IN which addressing context is the reply sent?  This is most obviously
a question in the case of pinging an L3VPN but it may be an issue for
other (possibly future) MPLS applications. 

How do we guarantee that an MPLS echo request can be distinguished
from non-IP packets on applications like PWE3.  We have advice that
such application should avoid situations where their packets look like
IP packets because of ECMP.  however that only gives you a higher
probability of reordering; it does not give you incorrect behavior.
having your packets end up triggering management behavior like an echo
response definitely counts as incorrect behavior.

--Sam

[Ballot discuss]
First, Alex, as per our discussion with authors of this document and draft-ietf-pwe3-control-protocol-17.txt, please use the following diagram for the FEC 129. We will align this with draft-ietf-pwe3-control-protocol-17.txt via an RFC Editor's note, and you could do the same as well.

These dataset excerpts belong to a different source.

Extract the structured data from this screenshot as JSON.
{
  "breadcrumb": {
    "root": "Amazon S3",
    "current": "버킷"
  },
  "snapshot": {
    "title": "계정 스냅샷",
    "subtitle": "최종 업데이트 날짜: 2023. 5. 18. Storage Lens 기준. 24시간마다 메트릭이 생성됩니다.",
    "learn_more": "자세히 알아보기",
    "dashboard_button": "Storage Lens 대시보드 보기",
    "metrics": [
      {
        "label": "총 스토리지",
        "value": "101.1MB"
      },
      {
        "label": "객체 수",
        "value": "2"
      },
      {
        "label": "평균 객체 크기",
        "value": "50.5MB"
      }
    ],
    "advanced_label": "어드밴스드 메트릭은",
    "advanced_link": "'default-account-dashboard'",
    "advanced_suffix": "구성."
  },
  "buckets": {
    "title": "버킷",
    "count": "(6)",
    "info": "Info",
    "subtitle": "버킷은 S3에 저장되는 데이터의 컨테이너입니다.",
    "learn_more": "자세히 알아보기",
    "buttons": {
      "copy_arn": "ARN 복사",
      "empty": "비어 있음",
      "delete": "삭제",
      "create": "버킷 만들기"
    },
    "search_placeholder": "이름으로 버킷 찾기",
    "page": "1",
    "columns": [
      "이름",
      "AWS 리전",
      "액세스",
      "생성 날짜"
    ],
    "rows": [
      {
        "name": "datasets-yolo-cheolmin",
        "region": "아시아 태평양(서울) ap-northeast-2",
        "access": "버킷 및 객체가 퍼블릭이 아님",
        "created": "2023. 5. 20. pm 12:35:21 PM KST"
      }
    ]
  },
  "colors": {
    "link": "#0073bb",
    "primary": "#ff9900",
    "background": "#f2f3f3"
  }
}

  0                  1                  2                  3
  0 1 2 3 4 5 6 7 8 9 0 1 2 3 4 5 6 7 8 9 0 1 2 3 4 5 6 7 8 9 0 1
+-+-+-+-+-+-+-+-+-+-+-+-+-+-+-+-+-+-+-+-+-+-+-+-+-+-+-+-+-+-+-+-+
|                    Sender's PE Address                      |
+-+-+-+-+-+-+-+-+-+-+-+-+-+-+-+-+-+-+-+-+-+-+-+-+-+-+-+-+-+-+-+-+
|                      Remote PE Address                        |
+-+-+-+-+-+-+-+-+-+-+-+-+-+-+-+-+-+-+-+-+-+-+-+-+-+-+-+-+-+-+-+-+
|            PW Type            |  AGI Type    |  AGI Length  |
+-+-+-+-+-+-+-+-+-+-+-+-+-+-+-+-+-+-+-+-+-+-+-+-+-+-+-+-+-+-+-+-+
~                          AGI Value                          ~
|                                                              |
+-+-+-+-+-+-+-+-+-+-+-+-+-+-+-+-+-+-+-+-+-+-+-+-+-+-+-+-+-+-+-+-+
|  AII Type    |  SAII Length  |    SAII Value      ...          +-+-+-+-+-+-+-+-+-+-+-+-+-+-+-+-+-+-+-+-+-+-+-+-+-+-+-+-+-+-+-+-+
~                  SAII Value (continued)                      ~
|                                                              |
+-+-+-+-+-+-+-+-+-+-+-+-+-+-+-+-+-+-+-+-+-+-+-+-+-+-+-+-+-+-+-+-+
|  AII Type    |  TAII Length  |      TAII Value    ...          +-+-+-+-+-+-+-+-+-+-+-+-+-+-+-+-+-+-+-+-+-+-+-+-+-+-+-+-+-+-+-+-+
~                  TAII Value (continued)                      ~
|                                                              |
+-+-+-+-+-+-+-+-+-+-+-+-+-+-+-+-+-+-+-+-+-+-+-+-+-+-+-+-+-+-+-+-+
    Value (cont.)| 0-3 octets of zero padding                    |
+-+-+-+-+-+-+-+-+-+-+-+-+-+-+-+-+-+-+-+-+-+-+-+-+-+-+-+-+-+-+-+-+

- Please include an informative reference to draft-ietf-pwe3-control-protocol-17.txt for definitions of these values.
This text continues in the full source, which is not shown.